Experiential Awareness

By Dorit Netzer M.A. ATR-BC, LCAT

As an art therapist, there is nothing more rewarding for me than to witness a client gain experiential awareness through his/her own artwork. What I refer to is the moment in which a person looks at his/her own creation in wonder and amazement as there, right before his/her own eyes, lies the answer to an emotional entanglement and it not only looks clear, it is felt clearly as an image of deep personal knowledge. What I observe is, perhaps, elementary and familiar: that being taught or advised about ways of becoming healthier and more satisfied with one’s life is not as powerful as learning through one’s own experience.

Change through experience is moving, figuratively and literally. The experience becomes even more meaningful when the individual realizes that the direction of movement lies within. This realization sometimes occurs upon waking from a dream that makes sense. Like in a dream, the art making in art therapy entails a sense of authorship, of drawing on one’s own inner knowing.

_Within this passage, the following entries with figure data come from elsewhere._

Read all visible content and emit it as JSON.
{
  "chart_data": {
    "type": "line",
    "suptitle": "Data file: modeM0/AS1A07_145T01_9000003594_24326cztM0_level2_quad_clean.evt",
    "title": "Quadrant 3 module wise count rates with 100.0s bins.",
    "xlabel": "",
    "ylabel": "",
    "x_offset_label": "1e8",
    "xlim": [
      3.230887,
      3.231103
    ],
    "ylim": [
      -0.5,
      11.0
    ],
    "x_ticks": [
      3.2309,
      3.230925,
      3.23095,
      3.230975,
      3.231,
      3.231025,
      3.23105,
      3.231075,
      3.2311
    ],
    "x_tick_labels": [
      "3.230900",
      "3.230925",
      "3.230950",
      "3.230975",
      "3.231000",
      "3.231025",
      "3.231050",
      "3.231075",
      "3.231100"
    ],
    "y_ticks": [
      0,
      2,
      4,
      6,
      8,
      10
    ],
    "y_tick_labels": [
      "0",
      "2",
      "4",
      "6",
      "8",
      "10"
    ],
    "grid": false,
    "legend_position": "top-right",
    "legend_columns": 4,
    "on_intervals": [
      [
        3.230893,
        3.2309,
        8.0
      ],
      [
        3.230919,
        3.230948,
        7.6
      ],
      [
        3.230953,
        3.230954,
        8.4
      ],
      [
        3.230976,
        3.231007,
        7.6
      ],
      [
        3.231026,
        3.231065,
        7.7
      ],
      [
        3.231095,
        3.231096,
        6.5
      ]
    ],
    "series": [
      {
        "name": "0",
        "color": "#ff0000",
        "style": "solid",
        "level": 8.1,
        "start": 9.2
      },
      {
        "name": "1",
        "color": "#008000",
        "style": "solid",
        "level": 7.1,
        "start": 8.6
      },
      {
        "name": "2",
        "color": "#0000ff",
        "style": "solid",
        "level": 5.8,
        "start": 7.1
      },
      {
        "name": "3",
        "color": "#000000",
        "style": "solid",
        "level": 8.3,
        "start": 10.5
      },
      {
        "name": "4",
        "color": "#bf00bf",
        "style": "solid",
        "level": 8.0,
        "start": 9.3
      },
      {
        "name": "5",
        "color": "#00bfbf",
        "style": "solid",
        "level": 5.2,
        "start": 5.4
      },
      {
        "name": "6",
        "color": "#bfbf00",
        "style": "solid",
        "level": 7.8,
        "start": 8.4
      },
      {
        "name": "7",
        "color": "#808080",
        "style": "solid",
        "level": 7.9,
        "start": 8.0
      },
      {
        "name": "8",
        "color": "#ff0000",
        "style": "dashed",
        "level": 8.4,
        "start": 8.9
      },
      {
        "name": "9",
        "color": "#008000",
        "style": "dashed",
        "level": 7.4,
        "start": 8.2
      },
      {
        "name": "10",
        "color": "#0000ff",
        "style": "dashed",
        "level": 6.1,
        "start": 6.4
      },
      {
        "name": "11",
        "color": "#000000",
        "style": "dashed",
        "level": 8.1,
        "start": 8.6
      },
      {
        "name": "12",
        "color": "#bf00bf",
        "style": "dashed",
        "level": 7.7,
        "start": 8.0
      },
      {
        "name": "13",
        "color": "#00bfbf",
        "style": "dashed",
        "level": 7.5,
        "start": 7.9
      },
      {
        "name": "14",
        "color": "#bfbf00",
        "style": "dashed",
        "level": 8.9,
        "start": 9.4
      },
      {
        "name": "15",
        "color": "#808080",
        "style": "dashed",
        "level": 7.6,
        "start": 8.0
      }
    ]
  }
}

Different from a dream, the wakefulness in drawing and the artwork as a concrete testimony assist the individual in owning, embracing, and, likely, act on his/her own discovery.

If just open enough to trust that there is more to us than cerebral knowing, people experience their inner power through their art; the image surfacing unannounced, waiting to be noticed and acknowledged. Like a dream puzzle, which can be forgotten upon waking or remain an enigma, the drawing can remain a surface of color and form, an unexplained group of symbols. Yet the remembered experience of making it is independently empowering, in itself a fulfilling sense of being active and speaking one’s own voice.

Like children, adults who go back to drawing without too much self-consciousness are not concerned with imitating how things looks; rather, they point their gaze inward. The richness of the world they discover and are able to express two dimensionally in simple lines of crayon becomes a source of creativity and vitality in their multidimensional daily lives.